Niemand sagte ein Wort. Niemand rührte sich. Der Wind heulte im Rauchabzugsloch, und ich dachte an meine Kinder, die irgendwo in Æthelflæds Gemächern waren, und fragte mich, ob sie dieses närrische Gezeter dort hören konnten.
«Die Hure», sagte Godwin erneut und dehnte das Wort zu einem langen, unerträglichen Jaulen. Dann wurde seine Stimme plötzlich ganz normal. «Die Hure ist unter uns, Herr», sagte er an Alfred gerichtet.
«Die Hure?», fragte Alfred unsicher.
«Die Hure!», schrie Godwin wieder. Erneut beruhigte er sich. «Die Hure, Herr, ist die Made in der Frucht, die Ratte im Kornspeicher, die Heuschrecke auf dem Weizenfeld, die Krankheit unter den Kindern Gottes. Das betrübt Gott, Herr.» Er begann zu weinen.
Ich berührte meinen Thorshammer. Das war Tollheit.
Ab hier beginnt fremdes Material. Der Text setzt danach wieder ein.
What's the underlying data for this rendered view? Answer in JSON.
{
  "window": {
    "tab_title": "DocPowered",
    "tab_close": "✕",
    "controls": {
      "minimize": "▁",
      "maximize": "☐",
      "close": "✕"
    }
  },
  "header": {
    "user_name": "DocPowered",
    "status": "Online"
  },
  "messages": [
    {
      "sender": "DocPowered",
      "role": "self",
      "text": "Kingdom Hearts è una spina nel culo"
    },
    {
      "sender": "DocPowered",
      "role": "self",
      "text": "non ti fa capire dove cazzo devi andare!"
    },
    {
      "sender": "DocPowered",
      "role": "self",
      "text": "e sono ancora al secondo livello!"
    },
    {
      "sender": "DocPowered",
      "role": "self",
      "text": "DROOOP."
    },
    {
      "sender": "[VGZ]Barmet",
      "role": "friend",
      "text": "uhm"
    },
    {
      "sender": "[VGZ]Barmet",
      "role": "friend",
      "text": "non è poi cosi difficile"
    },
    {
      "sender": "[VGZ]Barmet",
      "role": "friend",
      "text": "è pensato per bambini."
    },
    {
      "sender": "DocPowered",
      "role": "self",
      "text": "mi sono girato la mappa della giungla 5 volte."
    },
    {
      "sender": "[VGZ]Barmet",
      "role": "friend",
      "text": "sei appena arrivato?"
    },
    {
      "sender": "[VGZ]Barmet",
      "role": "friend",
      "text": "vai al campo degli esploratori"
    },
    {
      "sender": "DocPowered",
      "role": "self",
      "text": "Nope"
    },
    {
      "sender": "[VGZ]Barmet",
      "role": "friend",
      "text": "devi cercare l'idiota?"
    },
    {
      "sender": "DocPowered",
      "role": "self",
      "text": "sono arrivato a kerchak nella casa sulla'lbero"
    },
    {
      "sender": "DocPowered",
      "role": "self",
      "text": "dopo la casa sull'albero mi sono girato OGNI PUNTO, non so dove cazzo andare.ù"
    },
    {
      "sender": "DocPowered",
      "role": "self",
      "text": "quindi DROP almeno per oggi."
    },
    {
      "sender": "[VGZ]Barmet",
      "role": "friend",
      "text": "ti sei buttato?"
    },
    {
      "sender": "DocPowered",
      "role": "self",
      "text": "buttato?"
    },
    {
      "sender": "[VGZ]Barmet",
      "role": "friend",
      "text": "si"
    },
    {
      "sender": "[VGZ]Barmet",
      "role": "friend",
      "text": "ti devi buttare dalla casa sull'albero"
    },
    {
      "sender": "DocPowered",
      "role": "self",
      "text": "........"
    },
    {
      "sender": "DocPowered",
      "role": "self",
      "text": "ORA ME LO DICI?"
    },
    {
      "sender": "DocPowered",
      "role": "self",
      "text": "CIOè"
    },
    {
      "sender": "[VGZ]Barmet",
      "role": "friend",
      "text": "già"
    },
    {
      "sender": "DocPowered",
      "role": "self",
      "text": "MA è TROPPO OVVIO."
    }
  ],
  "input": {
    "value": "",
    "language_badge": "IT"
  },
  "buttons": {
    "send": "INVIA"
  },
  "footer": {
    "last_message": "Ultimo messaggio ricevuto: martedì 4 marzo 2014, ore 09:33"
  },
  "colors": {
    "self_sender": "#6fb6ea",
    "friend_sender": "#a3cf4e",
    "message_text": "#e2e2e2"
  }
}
Godwin war nicht mehr zu helfen, dachte ich, aber all die Christen im Raum starrten ihn an, als habe ihn der Himmel geschickt. «Wo ist Babylon?», flüsterte ich Finan zu.
«Irgendwo sehr weit weg», antwortete er leise. «Ich glaube, noch weiter als Rom.»
Godwin weinte leise vor sich hin, doch er sagte nichts mehr, und Alfred bedeutete dem Harfenisten mit einer Handbewegung, sein Spiel wieder aufzunehmen. Als die Akkorde erklangen, begann Godwin wieder mit seinem Gesang, wenn seinen Worten nun auch jeder Rhythmus fehlte. «Babylon ist die Wohnstatt des Teufels», rief er, «die Hure ist das Kind des Teufels, die Hefe im Brotteig wird nicht aufgehen, die Hure ist zu uns gekommen. Die Hure ist gestorben, und der Teufel hat sie aufgenommen. Die Hure wird uns vernichten. Haltet ein!»
Die letzte Anweisung galt dem Harfenisten, der ängstlich die flachen Hände auf die Saiten seines Instrumentes legte, um es zum Verstummen zu bringen.